Above: Pound-to-Dollar rate shown at daily intervals.
The Pound-to-Dollar rate was quoted 0.54% higher at 1.3026 Wednesday, making it the best performing G10 currency for the session and putting it on a 2.24% return for 2019.
The Commerzbank team are holding a small "long" position in their portfolio, meaning they are betting the rate will rise, but they say they'll look to close the trade at 1.3065, ahead of the big moving average up at 1.3075.
Commerzbank's intention to exit its trade ahead of the 1.3075 level suggests the analyst team has doubts about whether the rate really will overcome that threshold represented by the 200-day moving average.
Those apparent doubts are in keeping with the view and forecasts put out by BMO Capital Markets on Tuesday, which suggest the Pound-to-Dollar rate will soon succumb to fresh losses as the market is forced to acknowledge the true extent of the parliamentary impasse over Brexit.
Above: Pound-to-Dollar rate shown at hourly intervals, capturing the 2019 trend.
Prime Minister Theresa May needs consensus and a parliamentary majority, but the opposition and some members of the May's own Conservative Party say her plan will put too much distance between the UK and EU.
Meanwhile, supporters of Brexit in both the Conservative Party and wider country say it will deliver nothing more than an exit in name only. But some also say it would lead to a situation that is even worse than that.
This underlines perfectly the extent of division in the British political establishment over Brexit, while highlighting the threat posed to the Pound by potentially misplaced optimism among traders that the exit process can be either slowed or stopped altogether.
"We think Brexit will result in either a “no deal” scenario on March 29th or an extension of Article-50," says Stephen Gallo, European head of FX strategy at BMO Capital Markets, in a note to clients Tuesday.
Article 50 of the Lisbon Treaty gives the UK until March 29 before it leaves the EU, with or without a deal governing terms of the departure and future relationship.

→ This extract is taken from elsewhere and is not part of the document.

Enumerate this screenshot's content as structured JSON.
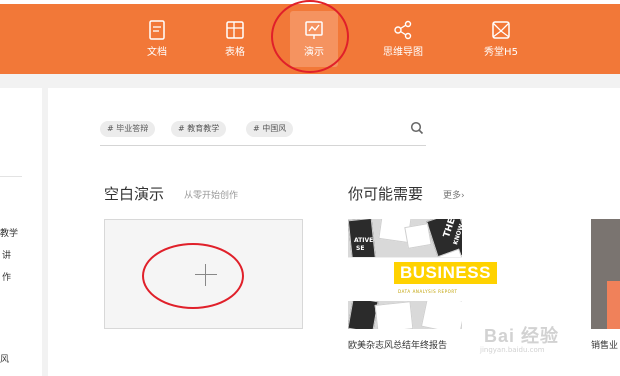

PM May's exit plan was rejected by parliament in a landslide vote earlier this January so the current legal position is the UK will leave in March and default to trading with the EU on World Trade Organization terms.
However, MPs are tabling their own amendments to PM May's deal ahead of parliamentary debate and vote scheduled for January 29. The market sees two of those amendments as potentially being a game-changer, given they could require the government to either request an extension of the Article 50 period, or offer parliament a vote on whether to hold a referendum that would enable Brexit to be cancelled.

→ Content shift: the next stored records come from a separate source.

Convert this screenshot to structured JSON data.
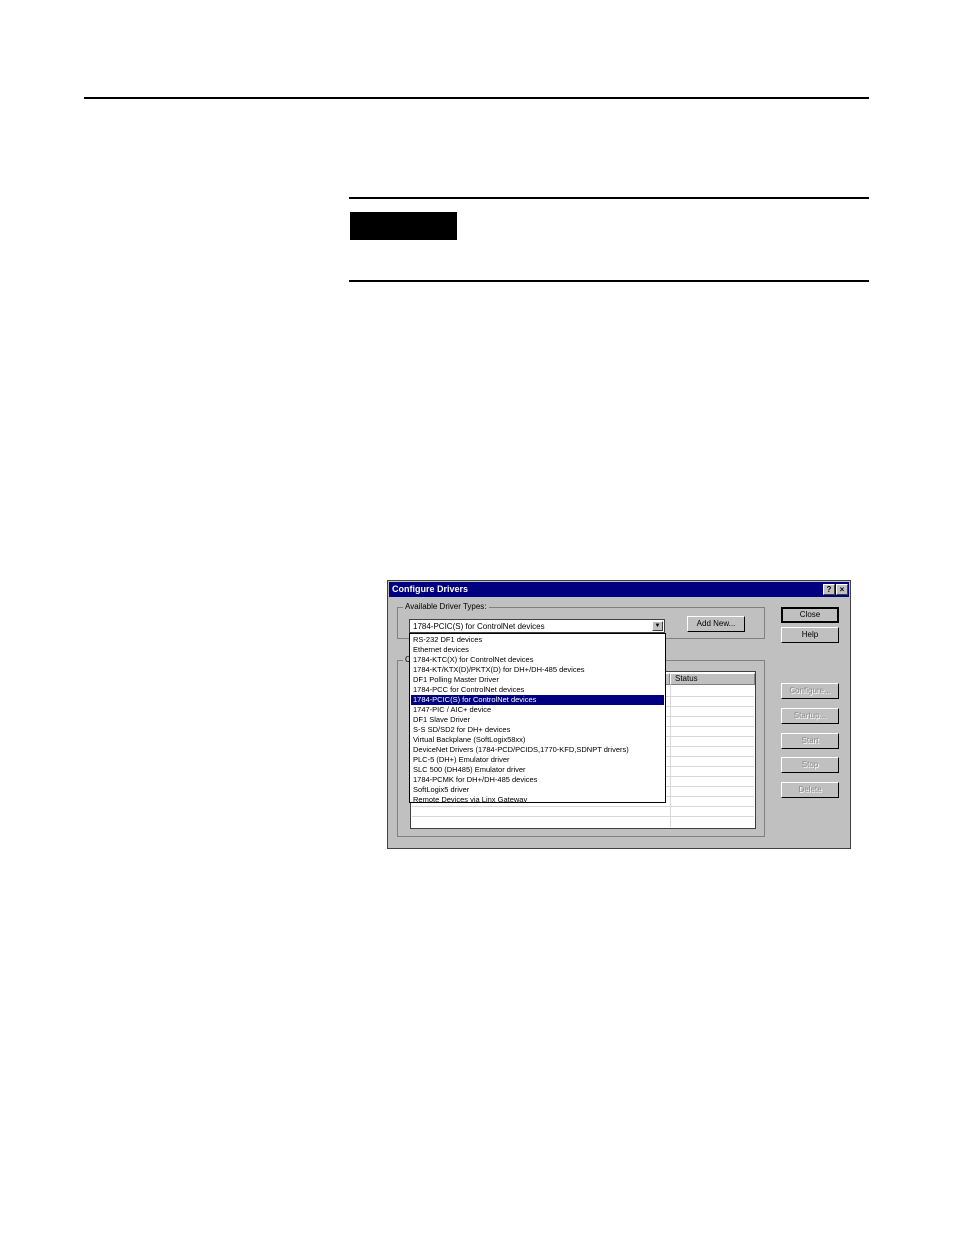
{
  "dialog": {
    "title": "Configure Drivers",
    "help_button": "?",
    "close_x": "×",
    "available_group_label": "Available Driver Types:",
    "selected_driver": "1784-PCIC(S) for ControlNet devices",
    "add_new_label": "Add New...",
    "configured_group_label": "C",
    "table_headers": [
      "",
      "Status"
    ],
    "buttons": {
      "close": "Close",
      "help": "Help",
      "configure": "Configure...",
      "startup": "Startup...",
      "start": "Start",
      "stop": "Stop",
      "delete": "Delete"
    },
    "driver_options": [
      "RS-232 DF1 devices",
      "Ethernet devices",
      "1784-KTC(X) for ControlNet devices",
      "1784-KT/KTX(D)/PKTX(D) for DH+/DH-485 devices",
      "DF1 Polling Master Driver",
      "1784-PCC for ControlNet devices",
      "1784-PCIC(S) for ControlNet devices",
      "1747-PIC / AIC+ device",
      "DF1 Slave Driver",
      "S-S SD/SD2 for DH+ devices",
      "Virtual Backplane (SoftLogix58xx)",
      "DeviceNet Drivers (1784-PCD/PCIDS,1770-KFD,SDNPT drivers)",
      "PLC-5 (DH+) Emulator driver",
      "SLC 500 (DH485) Emulator driver",
      "1784-PCMK for DH+/DH-485 devices",
      "SoftLogix5 driver",
      "Remote Devices via Linx Gateway"
    ],
    "selected_index": 6
  },
  "colors": {
    "title_bar": "#000080",
    "dialog_face": "#c0c0c0",
    "selection": "#000080"
  }
}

"We assign the “no deal” scenario a 40% probability and an Article-50 extension leading to one of three additional permutations a 50% probability. No deal by March 29th would see GBPUSD fall to 1.20," Gallo warns.
The biggest problem for the Pound is that the EU has to agree to an extension of Article 50 and, from it's perspective, the idea would be pointless unless there's a credible prospect that such a thing would eventually see the Withdrawal Agreement ratified, or lead to a potentially Brexit-cancelling second referendum or general election.

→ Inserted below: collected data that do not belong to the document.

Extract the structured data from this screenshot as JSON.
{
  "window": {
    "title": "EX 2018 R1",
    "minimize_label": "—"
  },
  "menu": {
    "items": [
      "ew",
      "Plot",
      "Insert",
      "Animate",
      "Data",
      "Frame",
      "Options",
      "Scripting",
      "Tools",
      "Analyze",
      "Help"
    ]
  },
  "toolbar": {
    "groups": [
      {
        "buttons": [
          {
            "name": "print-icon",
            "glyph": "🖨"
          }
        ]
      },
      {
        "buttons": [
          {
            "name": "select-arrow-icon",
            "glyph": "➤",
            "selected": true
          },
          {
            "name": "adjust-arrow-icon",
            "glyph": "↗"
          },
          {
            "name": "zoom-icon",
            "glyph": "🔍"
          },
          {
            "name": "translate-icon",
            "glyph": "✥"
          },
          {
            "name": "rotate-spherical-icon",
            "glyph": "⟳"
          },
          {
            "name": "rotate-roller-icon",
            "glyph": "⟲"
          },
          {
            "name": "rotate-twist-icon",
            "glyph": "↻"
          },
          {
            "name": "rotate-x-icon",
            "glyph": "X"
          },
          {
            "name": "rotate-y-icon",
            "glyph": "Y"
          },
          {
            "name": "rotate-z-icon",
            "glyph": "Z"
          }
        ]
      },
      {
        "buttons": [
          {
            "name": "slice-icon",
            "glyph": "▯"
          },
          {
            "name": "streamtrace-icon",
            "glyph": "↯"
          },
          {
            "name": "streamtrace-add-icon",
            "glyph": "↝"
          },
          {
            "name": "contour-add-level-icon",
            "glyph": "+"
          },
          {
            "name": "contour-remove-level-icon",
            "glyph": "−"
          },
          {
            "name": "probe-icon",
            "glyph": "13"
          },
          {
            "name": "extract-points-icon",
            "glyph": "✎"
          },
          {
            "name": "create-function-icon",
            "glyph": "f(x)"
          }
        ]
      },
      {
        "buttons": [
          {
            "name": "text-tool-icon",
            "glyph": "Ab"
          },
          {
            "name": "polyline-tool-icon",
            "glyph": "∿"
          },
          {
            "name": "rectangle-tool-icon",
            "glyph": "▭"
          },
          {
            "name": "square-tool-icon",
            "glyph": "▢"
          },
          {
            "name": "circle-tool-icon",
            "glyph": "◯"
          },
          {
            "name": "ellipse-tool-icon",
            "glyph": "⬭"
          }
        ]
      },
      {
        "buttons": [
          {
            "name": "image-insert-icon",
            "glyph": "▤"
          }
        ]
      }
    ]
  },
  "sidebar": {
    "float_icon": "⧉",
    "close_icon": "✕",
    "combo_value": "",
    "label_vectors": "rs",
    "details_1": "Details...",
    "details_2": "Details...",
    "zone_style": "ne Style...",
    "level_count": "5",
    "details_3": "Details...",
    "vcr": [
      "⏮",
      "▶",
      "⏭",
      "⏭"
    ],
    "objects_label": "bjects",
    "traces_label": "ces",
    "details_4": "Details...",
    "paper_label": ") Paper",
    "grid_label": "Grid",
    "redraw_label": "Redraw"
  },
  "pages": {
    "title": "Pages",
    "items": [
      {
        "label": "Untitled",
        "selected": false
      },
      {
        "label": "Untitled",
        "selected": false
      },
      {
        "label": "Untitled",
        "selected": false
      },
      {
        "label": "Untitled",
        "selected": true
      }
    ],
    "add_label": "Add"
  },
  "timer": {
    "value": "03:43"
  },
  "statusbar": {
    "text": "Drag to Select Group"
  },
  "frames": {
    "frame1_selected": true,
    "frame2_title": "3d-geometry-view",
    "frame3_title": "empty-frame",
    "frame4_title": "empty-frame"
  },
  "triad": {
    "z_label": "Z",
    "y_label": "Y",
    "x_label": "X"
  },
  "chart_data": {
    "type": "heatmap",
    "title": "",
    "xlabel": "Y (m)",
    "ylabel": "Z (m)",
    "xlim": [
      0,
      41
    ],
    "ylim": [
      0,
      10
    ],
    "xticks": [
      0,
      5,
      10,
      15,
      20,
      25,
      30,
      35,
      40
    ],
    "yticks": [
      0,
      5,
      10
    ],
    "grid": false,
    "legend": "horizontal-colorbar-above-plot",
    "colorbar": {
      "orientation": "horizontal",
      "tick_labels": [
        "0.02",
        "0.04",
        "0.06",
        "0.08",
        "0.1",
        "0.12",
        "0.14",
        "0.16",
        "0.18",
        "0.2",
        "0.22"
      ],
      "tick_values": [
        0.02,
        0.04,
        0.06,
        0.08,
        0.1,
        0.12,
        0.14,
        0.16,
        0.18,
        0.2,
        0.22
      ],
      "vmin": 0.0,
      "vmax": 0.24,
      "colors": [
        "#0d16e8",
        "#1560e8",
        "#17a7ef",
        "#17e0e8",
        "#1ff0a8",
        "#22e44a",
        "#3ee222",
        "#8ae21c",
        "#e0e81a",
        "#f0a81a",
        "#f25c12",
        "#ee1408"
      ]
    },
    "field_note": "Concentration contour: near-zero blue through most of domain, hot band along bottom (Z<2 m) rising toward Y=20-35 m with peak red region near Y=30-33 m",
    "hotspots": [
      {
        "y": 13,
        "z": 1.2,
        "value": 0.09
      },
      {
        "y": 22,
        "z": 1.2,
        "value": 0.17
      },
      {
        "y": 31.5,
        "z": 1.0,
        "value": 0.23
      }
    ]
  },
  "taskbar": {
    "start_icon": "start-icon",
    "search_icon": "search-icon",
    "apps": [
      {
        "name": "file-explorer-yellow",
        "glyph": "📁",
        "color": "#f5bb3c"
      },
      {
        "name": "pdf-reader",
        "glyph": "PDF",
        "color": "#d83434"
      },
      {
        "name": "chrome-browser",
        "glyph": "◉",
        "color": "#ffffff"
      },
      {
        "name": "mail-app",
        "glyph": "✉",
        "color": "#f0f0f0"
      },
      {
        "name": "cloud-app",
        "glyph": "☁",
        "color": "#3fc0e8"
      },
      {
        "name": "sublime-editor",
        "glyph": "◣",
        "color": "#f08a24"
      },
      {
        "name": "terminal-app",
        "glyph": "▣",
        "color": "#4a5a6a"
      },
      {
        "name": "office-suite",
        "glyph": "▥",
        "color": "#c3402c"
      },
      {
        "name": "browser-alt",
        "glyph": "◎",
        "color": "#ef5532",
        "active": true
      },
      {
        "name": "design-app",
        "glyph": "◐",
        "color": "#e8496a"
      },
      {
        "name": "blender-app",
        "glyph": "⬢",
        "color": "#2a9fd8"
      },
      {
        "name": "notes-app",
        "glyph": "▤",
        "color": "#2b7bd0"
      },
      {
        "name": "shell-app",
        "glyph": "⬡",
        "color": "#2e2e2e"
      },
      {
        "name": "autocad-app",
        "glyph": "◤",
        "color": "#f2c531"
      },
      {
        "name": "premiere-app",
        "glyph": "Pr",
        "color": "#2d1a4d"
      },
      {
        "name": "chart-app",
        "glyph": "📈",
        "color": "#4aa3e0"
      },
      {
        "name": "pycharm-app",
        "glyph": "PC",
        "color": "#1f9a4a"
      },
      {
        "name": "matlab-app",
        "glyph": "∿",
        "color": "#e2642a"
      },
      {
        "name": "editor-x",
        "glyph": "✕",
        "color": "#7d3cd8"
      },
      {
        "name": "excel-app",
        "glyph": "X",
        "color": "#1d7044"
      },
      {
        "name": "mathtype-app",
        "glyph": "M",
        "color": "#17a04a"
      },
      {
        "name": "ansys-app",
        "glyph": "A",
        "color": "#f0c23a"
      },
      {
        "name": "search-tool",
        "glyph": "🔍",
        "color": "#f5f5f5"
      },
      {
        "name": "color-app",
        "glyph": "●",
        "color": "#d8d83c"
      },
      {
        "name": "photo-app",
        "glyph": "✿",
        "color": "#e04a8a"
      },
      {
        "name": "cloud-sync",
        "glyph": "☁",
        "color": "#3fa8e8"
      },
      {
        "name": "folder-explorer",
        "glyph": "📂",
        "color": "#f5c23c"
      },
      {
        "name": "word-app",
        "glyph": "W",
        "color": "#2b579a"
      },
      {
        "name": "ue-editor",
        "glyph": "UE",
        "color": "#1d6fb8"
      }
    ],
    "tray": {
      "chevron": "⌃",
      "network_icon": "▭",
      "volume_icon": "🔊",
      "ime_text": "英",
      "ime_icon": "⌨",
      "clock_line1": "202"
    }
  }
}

The second big problem for Sterling is there's no majority in parliament or among the electorate for a second referendum, while the governing Conservative Party could easily be booted from office if Prime Minister Theresa May was to hold another election.
BMO's Gallo says there is a chance that any extension of Article 50 simply leads to another extension further down the line, as it wouldn't necessarily resolve the parliamentary gridlock.
The BMO team's forecast is that because of this situation and the uncertainty that results from it, the Pound-to-Dollar rate will fall from 1.30 Wednesday, to 1.25 before the end of March.